Normally British TV drama and a serious ‘issue’ are a bad mix. Of course, the normal rules can be pretty much suspended for Ashes to Ashes, so that even an episode taking a dark look at the realities of war doesn’t turn into a clunking great disaster.

The episode is, of course, peppered with the ongoing elements of mystery (how weird is it that Shaz is seeing stars too? Is this going to be like the end of series 4 of Doctor Who with the boundaries between worlds breaking down?) but the meat of the story is the hunt for a serial arsonist who’s at work on the eve of the 1983 General Election, and the effect it has on Ray.

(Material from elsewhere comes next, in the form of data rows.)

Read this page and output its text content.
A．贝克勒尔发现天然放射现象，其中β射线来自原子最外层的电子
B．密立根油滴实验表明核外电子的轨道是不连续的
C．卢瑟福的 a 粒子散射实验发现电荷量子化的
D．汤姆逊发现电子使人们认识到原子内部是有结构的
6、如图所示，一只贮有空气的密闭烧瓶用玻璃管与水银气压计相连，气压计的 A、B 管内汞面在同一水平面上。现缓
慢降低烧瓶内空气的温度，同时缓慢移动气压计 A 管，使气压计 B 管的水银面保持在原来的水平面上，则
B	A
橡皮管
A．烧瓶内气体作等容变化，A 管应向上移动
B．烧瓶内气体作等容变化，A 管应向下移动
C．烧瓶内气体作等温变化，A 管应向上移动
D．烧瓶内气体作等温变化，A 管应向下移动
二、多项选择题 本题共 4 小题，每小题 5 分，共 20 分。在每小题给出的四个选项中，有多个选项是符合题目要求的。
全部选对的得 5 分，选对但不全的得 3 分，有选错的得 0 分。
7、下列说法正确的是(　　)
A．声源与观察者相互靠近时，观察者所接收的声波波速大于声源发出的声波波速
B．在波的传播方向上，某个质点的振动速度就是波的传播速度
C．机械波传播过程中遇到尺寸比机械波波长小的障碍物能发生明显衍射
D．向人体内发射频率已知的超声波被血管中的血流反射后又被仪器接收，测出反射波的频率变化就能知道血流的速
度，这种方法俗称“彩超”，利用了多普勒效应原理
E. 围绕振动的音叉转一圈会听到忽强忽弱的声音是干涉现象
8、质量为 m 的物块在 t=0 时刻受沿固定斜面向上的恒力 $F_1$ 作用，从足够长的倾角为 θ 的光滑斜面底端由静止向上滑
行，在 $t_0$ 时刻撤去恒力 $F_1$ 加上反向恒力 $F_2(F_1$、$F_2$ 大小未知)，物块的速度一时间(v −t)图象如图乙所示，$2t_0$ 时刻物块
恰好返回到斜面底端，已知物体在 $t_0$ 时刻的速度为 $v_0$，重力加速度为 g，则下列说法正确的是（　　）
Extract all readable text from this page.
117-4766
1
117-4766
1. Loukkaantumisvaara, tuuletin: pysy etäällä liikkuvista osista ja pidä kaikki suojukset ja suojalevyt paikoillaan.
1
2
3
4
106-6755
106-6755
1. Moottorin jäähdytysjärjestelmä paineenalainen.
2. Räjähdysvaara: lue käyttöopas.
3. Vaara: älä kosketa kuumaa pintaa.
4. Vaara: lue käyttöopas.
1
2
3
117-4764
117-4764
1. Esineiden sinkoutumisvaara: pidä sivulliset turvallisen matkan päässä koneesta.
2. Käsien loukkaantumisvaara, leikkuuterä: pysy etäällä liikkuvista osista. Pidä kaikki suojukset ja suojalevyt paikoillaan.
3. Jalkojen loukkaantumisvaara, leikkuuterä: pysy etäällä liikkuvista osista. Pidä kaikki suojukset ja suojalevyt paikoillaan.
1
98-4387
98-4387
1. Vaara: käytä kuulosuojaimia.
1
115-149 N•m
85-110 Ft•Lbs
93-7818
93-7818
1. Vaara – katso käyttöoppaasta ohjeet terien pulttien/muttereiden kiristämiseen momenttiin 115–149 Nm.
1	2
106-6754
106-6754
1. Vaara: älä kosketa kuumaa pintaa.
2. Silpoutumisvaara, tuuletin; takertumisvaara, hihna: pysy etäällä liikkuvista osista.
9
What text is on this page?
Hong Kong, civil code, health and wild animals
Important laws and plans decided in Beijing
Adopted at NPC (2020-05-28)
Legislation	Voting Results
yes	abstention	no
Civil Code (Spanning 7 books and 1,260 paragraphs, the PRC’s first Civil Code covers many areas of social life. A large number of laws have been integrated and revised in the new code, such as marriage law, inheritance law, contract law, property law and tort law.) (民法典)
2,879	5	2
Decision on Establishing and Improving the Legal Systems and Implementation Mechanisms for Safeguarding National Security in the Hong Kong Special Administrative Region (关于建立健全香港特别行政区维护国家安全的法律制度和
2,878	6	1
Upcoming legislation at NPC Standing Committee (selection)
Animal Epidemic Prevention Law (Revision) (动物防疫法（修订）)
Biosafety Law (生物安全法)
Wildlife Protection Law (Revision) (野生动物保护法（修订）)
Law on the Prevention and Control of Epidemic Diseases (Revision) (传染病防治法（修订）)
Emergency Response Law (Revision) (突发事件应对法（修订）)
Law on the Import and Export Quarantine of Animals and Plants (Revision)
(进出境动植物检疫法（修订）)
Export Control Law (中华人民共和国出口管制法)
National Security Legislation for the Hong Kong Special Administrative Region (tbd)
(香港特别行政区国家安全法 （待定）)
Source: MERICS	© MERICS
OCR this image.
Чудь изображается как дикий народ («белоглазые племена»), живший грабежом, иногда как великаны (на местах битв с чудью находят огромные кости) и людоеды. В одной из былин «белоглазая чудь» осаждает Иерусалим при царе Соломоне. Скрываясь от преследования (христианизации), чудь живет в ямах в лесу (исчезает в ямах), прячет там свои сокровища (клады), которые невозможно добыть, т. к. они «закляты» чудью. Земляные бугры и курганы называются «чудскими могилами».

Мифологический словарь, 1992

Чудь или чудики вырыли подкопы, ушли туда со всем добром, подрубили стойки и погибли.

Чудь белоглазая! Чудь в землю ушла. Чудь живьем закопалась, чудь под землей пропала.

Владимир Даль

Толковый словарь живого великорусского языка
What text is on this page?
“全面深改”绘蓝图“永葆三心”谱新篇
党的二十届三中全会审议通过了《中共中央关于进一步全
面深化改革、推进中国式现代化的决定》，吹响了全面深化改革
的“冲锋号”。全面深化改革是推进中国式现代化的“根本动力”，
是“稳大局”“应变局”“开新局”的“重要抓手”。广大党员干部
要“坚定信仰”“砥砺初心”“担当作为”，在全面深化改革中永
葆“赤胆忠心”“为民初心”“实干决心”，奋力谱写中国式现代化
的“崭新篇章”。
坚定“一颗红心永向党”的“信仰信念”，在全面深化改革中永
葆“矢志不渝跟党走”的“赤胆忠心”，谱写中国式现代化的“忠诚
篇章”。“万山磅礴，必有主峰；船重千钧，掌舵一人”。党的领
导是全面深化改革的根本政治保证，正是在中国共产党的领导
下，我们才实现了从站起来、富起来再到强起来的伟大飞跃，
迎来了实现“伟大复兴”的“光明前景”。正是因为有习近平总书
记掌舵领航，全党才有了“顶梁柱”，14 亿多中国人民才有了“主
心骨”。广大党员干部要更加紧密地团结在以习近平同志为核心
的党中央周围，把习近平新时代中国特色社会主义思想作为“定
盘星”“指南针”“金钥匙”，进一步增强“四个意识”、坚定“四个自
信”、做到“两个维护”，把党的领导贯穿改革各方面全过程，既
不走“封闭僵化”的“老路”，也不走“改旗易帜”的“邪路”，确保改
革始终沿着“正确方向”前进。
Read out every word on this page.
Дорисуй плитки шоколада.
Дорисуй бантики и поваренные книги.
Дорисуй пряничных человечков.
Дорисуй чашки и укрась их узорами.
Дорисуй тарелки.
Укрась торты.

Ray often feels the most caricatured of the team, but last night we really discovered his depths. When the team are called out to another arson attack (which in turn brought back memories of the fabulous London’s Burning) Ray dashes into the burning building to rescue a trapped woman. He in turn is rescued by one of the firemen and when offered the kiss of life by Chris manages to stick two fingers up at the suggestion.

The hero fireman, Andy Smith,  is a Falklands War survivor too and Ray is typically respectful of this military history. It goes without saying that he buys Andy and his fireman brother Steve, a pint or two.

Sadly it’s not long before Andy Smith is chief suspect – he has the technical expertise and motive (he’s suffering from post-traumatic stress disorder, which feels a bit like calling a migraine a headache to be honest). Ray is deeply unhappy at the turn of events, and when another polling station goes up in flames, is relieved to be able to let Andy out of the cells.

All the while Jim Keats is trying to pull Ray’s strings, not to mention needling Gene and Alex unnecessarily. I know I’m not meant to like him (otherwise they wouldn’t be asking him to smile like Eugene Tooms from the X-Files), but he’s really starting to annoy me now. Nobody likes a gloater.